I think I have enough grasp of the LCS algorithm from this page. Specifically this psedo-code implementation: (m and n are the lengths of A and B)
int lcs_length(char * A, char * B) {
allocate storage for array L;
for (i = m; i >= 0; i--)
for (j = n; j >= 0; j--) {
if (A[i] == '\0' || B[j] == '\0') L[i,j] = 0;
else if (A[i] == B[j]) L[i,j] = 1 + L[i+1, j+1];
else L[i,j] = max(L[i+1, j], L[i, j+1]);
}
return L[0,0];
}
The L array is later backtracked to find the specific subsequence like so:
sequence S = empty;
i = 0;
j = 0;
while (i < m && j < n) {
if (A[i]==B[j]) {
add A[i] to end of S;
i++; j++;
}
else if (L[i+1,j] >= L[i,j+1]) i++;
else j++;
}
I have yet to rewrite this into Javascript, but for now I know that the implementation at Rossetta Code works just fine.
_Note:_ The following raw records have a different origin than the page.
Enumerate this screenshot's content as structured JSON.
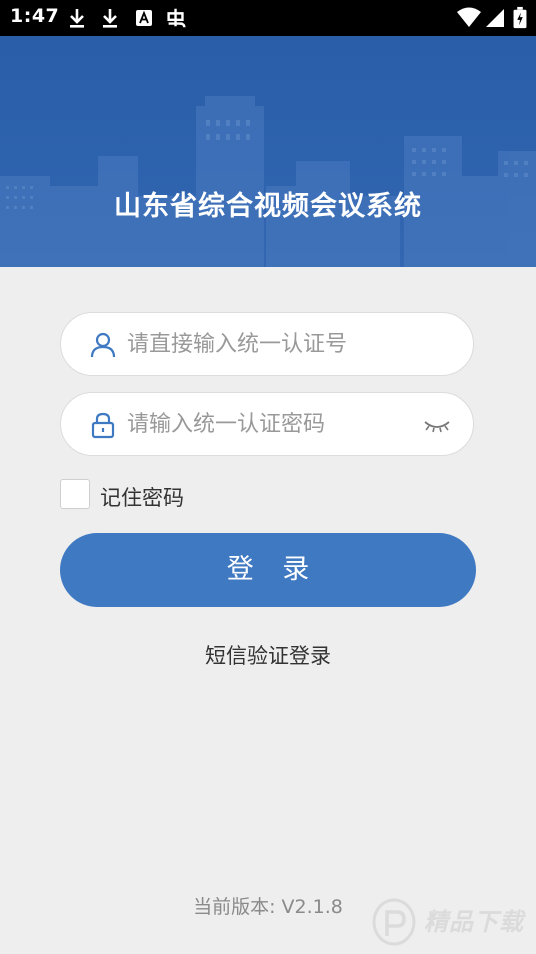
{
  "status_bar": {
    "time": "1:47",
    "icons": [
      "download-icon",
      "download-icon",
      "text-a-icon",
      "bug-icon",
      "wifi-icon",
      "signal-icon",
      "battery-icon"
    ]
  },
  "banner": {
    "title": "山东省综合视频会议系统",
    "background_color": "#2d62ad"
  },
  "form": {
    "username": {
      "placeholder": "请直接输入统一认证号",
      "value": "",
      "icon": "user-icon"
    },
    "password": {
      "placeholder": "请输入统一认证密码",
      "value": "",
      "icon": "lock-icon",
      "toggle_icon": "eye-closed-icon"
    },
    "remember_label": "记住密码",
    "remember_checked": false,
    "login_label": "登 录",
    "sms_login_label": "短信验证登录"
  },
  "footer": {
    "version_prefix": "当前版本: ",
    "version": "V2.1.8"
  },
  "watermark": {
    "text": "精品下载"
  },
  "colors": {
    "accent": "#3f79c2",
    "page_background": "#efeeef"
  }
}
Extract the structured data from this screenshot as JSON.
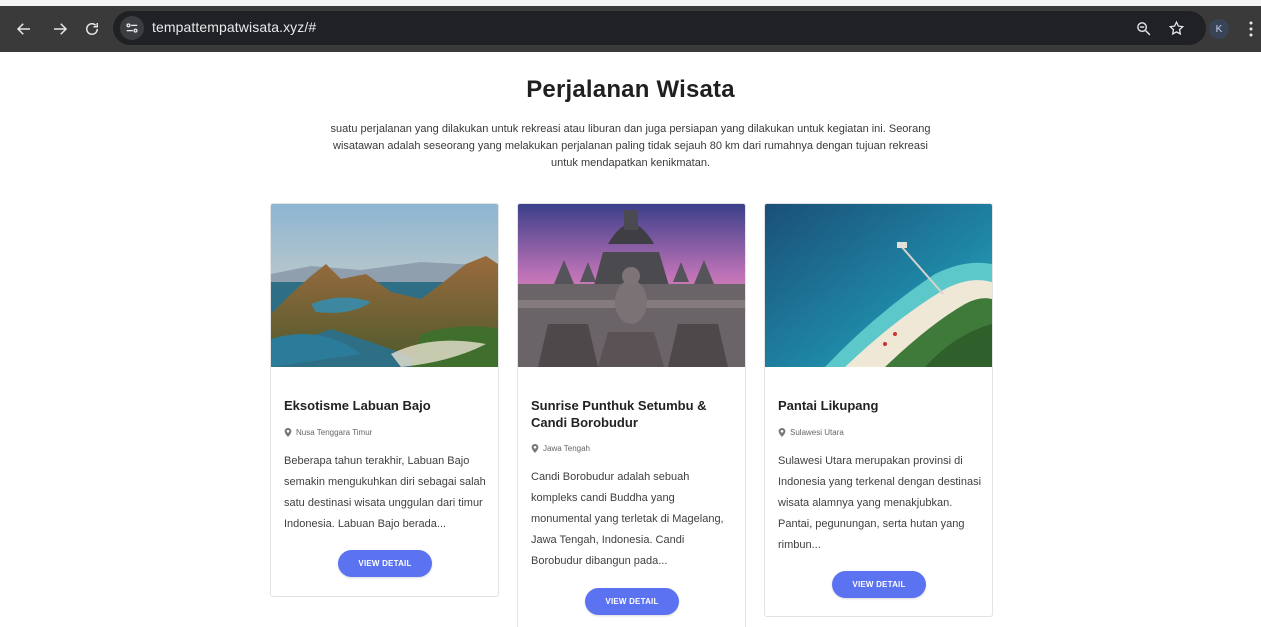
{
  "browser": {
    "url": "tempattempatwisata.xyz/#",
    "profile_initial": "K",
    "icons": [
      "back-arrow-icon",
      "forward-arrow-icon",
      "reload-icon",
      "site-info-icon",
      "zoom-icon",
      "bookmark-star-icon",
      "more-vert-icon"
    ]
  },
  "page": {
    "title": "Perjalanan Wisata",
    "description": "suatu perjalanan yang dilakukan untuk rekreasi atau liburan dan juga persiapan yang dilakukan untuk kegiatan ini. Seorang wisatawan adalah seseorang yang melakukan perjalanan paling tidak sejauh 80 km dari rumahnya dengan tujuan rekreasi untuk mendapatkan kenikmatan."
  },
  "cards": [
    {
      "title": "Eksotisme Labuan Bajo",
      "location": "Nusa Tenggara Timur",
      "text": "Beberapa tahun terakhir, Labuan Bajo semakin mengukuhkan diri sebagai salah satu destinasi wisata unggulan dari timur Indonesia. Labuan Bajo berada...",
      "button": "VIEW DETAIL"
    },
    {
      "title": "Sunrise Punthuk Setumbu & Candi Borobudur",
      "location": "Jawa Tengah",
      "text": "Candi Borobudur adalah sebuah kompleks candi Buddha yang monumental yang terletak di Magelang, Jawa Tengah, Indonesia. Candi Borobudur dibangun pada...",
      "button": "VIEW DETAIL"
    },
    {
      "title": "Pantai Likupang",
      "location": "Sulawesi Utara",
      "text": "Sulawesi Utara merupakan provinsi di Indonesia yang terkenal dengan destinasi wisata alamnya yang menakjubkan. Pantai, pegunungan, serta hutan yang rimbun...",
      "button": "VIEW DETAIL"
    }
  ],
  "colors": {
    "button": "#5b73f0",
    "toolbar": "#3a3a3a",
    "omnibox": "#202124"
  }
}
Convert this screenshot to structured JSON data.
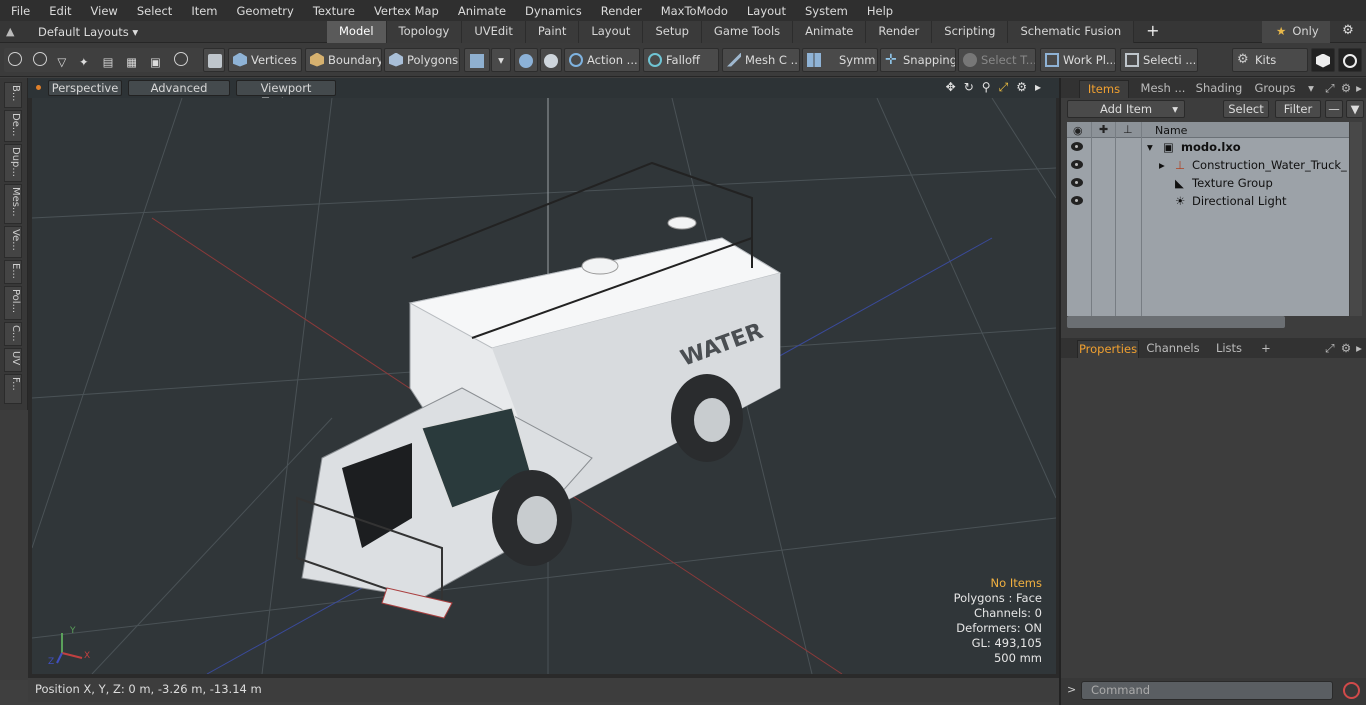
{
  "menu": [
    "File",
    "Edit",
    "View",
    "Select",
    "Item",
    "Geometry",
    "Texture",
    "Vertex Map",
    "Animate",
    "Dynamics",
    "Render",
    "MaxToModo",
    "Layout",
    "System",
    "Help"
  ],
  "layout": {
    "default_layouts": "Default Layouts ▾",
    "tabs": [
      "Model",
      "Topology",
      "UVEdit",
      "Paint",
      "Layout",
      "Setup",
      "Game Tools",
      "Animate",
      "Render",
      "Scripting",
      "Schematic Fusion"
    ],
    "active_tab": "Model",
    "only_label": "Only"
  },
  "toolbar": {
    "vertices": "Vertices",
    "boundary": "Boundary",
    "polygons": "Polygons",
    "action": "Action",
    "falloff": "Falloff",
    "mesh_c": "Mesh C ...",
    "symm": "Symm ...",
    "snapping": "Snapping",
    "select_t": "Select T...",
    "work_pl": "Work Pl...",
    "selecti": "Selecti ...",
    "kits": "Kits"
  },
  "left_tabs": [
    "B...",
    "De...",
    "Dup...",
    "Mes...",
    "Ve...",
    "E...",
    "Pol...",
    "C...",
    "UV",
    "F..."
  ],
  "viewport": {
    "perspective": "Perspective",
    "advanced": "Advanced",
    "viewport_textures": "Viewport Textures",
    "truck_text": "WATER",
    "stats": {
      "items": "No Items",
      "polygons": "Polygons : Face",
      "channels": "Channels: 0",
      "deformers": "Deformers: ON",
      "gl": "GL: 493,105",
      "scale": "500 mm"
    },
    "axes": {
      "y": "Y",
      "x": "X",
      "z": "Z"
    }
  },
  "status": {
    "position": "Position X, Y, Z:   0 m, -3.26 m, -13.14 m"
  },
  "right_panel": {
    "tabs": [
      "Items",
      "Mesh ...",
      "Shading",
      "Groups"
    ],
    "active_tab": "Items",
    "add_item": "Add Item",
    "select": "Select",
    "filter": "Filter",
    "column_name": "Name",
    "items": [
      {
        "name": "modo.lxo"
      },
      {
        "name": "Construction_Water_Truck_ ..."
      },
      {
        "name": "Texture Group"
      },
      {
        "name": "Directional Light"
      }
    ],
    "prop_tabs": [
      "Properties",
      "Channels",
      "Lists"
    ],
    "command_placeholder": "Command"
  },
  "colors": {
    "accent": "#f0a030",
    "viewport_bg": "#303639"
  }
}
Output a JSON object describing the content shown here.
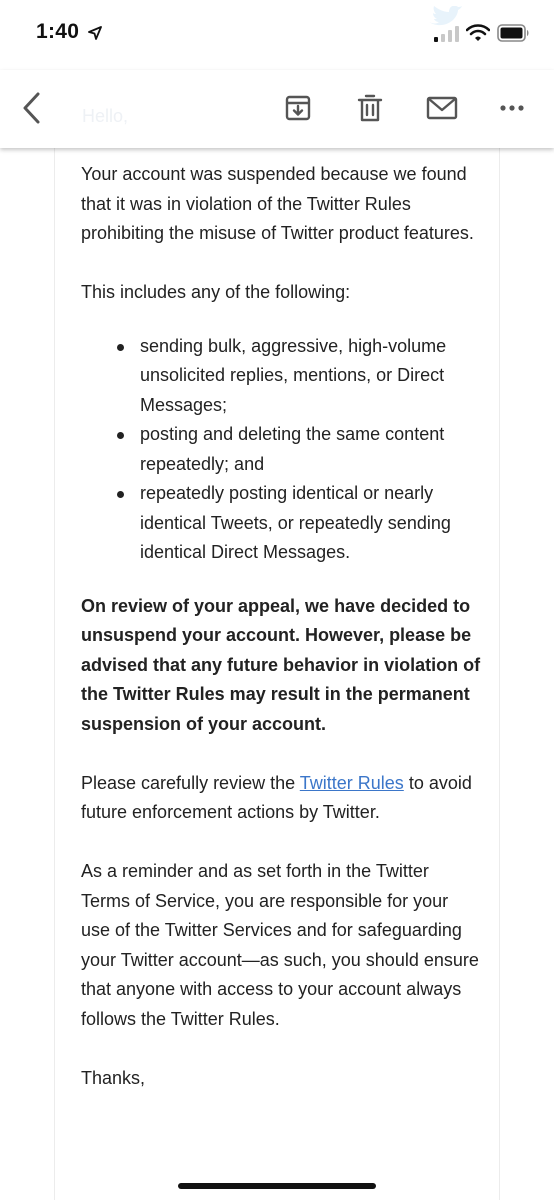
{
  "status_bar": {
    "time": "1:40",
    "icons": [
      "location-arrow-icon",
      "twitter-bird-icon",
      "signal-icon",
      "wifi-icon",
      "battery-icon"
    ]
  },
  "toolbar": {
    "hidden_greeting": "Hello,",
    "icons": [
      "back-icon",
      "archive-icon",
      "trash-icon",
      "mail-icon",
      "more-icon"
    ]
  },
  "email": {
    "paragraph1": "Your account was suspended because we found that it was in violation of the Twitter Rules prohibiting the misuse of Twitter product features.",
    "list_intro": "This includes any of the following:",
    "bullets": [
      "sending bulk, aggressive, high-volume unsolicited replies, mentions, or Direct Messages;",
      "posting and deleting the same content repeatedly; and",
      "repeatedly posting identical or nearly identical Tweets, or repeatedly sending identical Direct Messages."
    ],
    "bold_paragraph": "On review of your appeal, we have decided to unsuspend your account. However, please be advised that any future behavior in violation of the Twitter Rules may result in the permanent suspension of your account.",
    "review_prefix": "Please carefully review the ",
    "review_link": "Twitter Rules",
    "review_suffix": " to avoid future enforcement actions by Twitter.",
    "reminder": "As a reminder and as set forth in the Twitter Terms of Service, you are responsible for your use of the Twitter Services and for safeguarding your Twitter account—as such, you should ensure that anyone with access to your account always follows the Twitter Rules.",
    "sign_off": "Thanks,"
  },
  "colors": {
    "link": "#3b76c9",
    "text": "#222222",
    "icon": "#555555"
  }
}
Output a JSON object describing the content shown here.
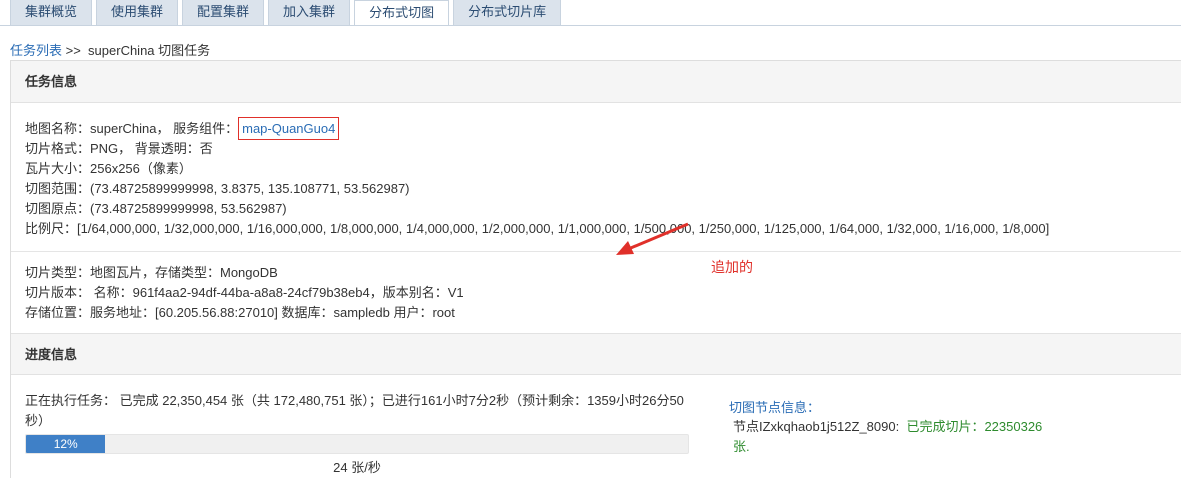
{
  "tabs": [
    {
      "label": "集群概览"
    },
    {
      "label": "使用集群"
    },
    {
      "label": "配置集群"
    },
    {
      "label": "加入集群"
    },
    {
      "label": "分布式切图"
    },
    {
      "label": "分布式切片库"
    }
  ],
  "breadcrumb": {
    "link": "任务列表",
    "sep": " >>  ",
    "current": "superChina 切图任务"
  },
  "task_info": {
    "heading": "任务信息",
    "map_name_prefix": "地图名称：superChina， 服务组件：",
    "service_component": "map-QuanGuo4",
    "format": "切片格式：PNG， 背景透明：否",
    "tile_size": "瓦片大小：256x256（像素）",
    "extent": "切图范围：(73.48725899999998, 3.8375, 135.108771, 53.562987)",
    "origin": "切图原点：(73.48725899999998, 53.562987)",
    "scales": "比例尺：[1/64,000,000, 1/32,000,000, 1/16,000,000, 1/8,000,000, 1/4,000,000, 1/2,000,000, 1/1,000,000, 1/500,000, 1/250,000, 1/125,000, 1/64,000, 1/32,000, 1/16,000, 1/8,000]",
    "tile_type": "切片类型：地图瓦片，存储类型：MongoDB",
    "tile_version": "切片版本： 名称：961f4aa2-94df-44ba-a8a8-24cf79b38eb4，版本别名：V1",
    "storage": "存储位置：服务地址：[60.205.56.88:27010]  数据库：sampledb  用户：root"
  },
  "annotation": {
    "text": "追加的",
    "color": "#e0302a"
  },
  "progress_info": {
    "heading": "进度信息",
    "status_text": "正在执行任务： 已完成 22,350,454 张（共 172,480,751 张）；已进行161小时7分2秒（预计剩余：1359小时26分50秒）",
    "percent_label": "12%",
    "percent_value": 0.12,
    "speed": "24 张/秒"
  },
  "node_info": {
    "title": "切图节点信息：",
    "node_prefix": "节点IZxkqhaob1j512Z_8090:  ",
    "done_text": "已完成切片：22350326",
    "tail": "张."
  },
  "colors": {
    "accent": "#2a6cb5",
    "progress": "#3f80c7",
    "success": "#2e8b2e"
  }
}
So to my questions:
1. How do I modify the algorithm to only return the longest common subsequence where the parts of the sequence are of a given minimum length?
For example, "thisisatest" and "thimplestesting" returns "thistest", with the contiguous parts "thi", "s" and "test". Let's define 'limit' as a minimum requirement of contiguous characters for it to be added to the result. With a limit of 3 the result would be "thitest" and with a limit of 4 the result would be "test". For my uses I would like to not only get the length, but the actual sequence and its indices in the first string. It doesn't matter if that needs to be backtracked later or not.
2. Would such a modification reduce the complexity or increase it?
From what I understand, analysing the entire suffix tree might be a solution to find a subsequence that fits a limit? If correct, is that significantly more complex than the original algorithm?.
3. Can you optimize the LCS algorithm, modified or not, with the knowledge that the same source string is compared to a huge amount of target strings?
Currently I'm just iterating through the target strings finding the LCS and selecting the string with the longest subsequence. Is there any significant preprocessing that could be done on the source string to reduce the time?
Answers to any of my questions are welcome, or just hints on where to research further. Thank you for your time! :)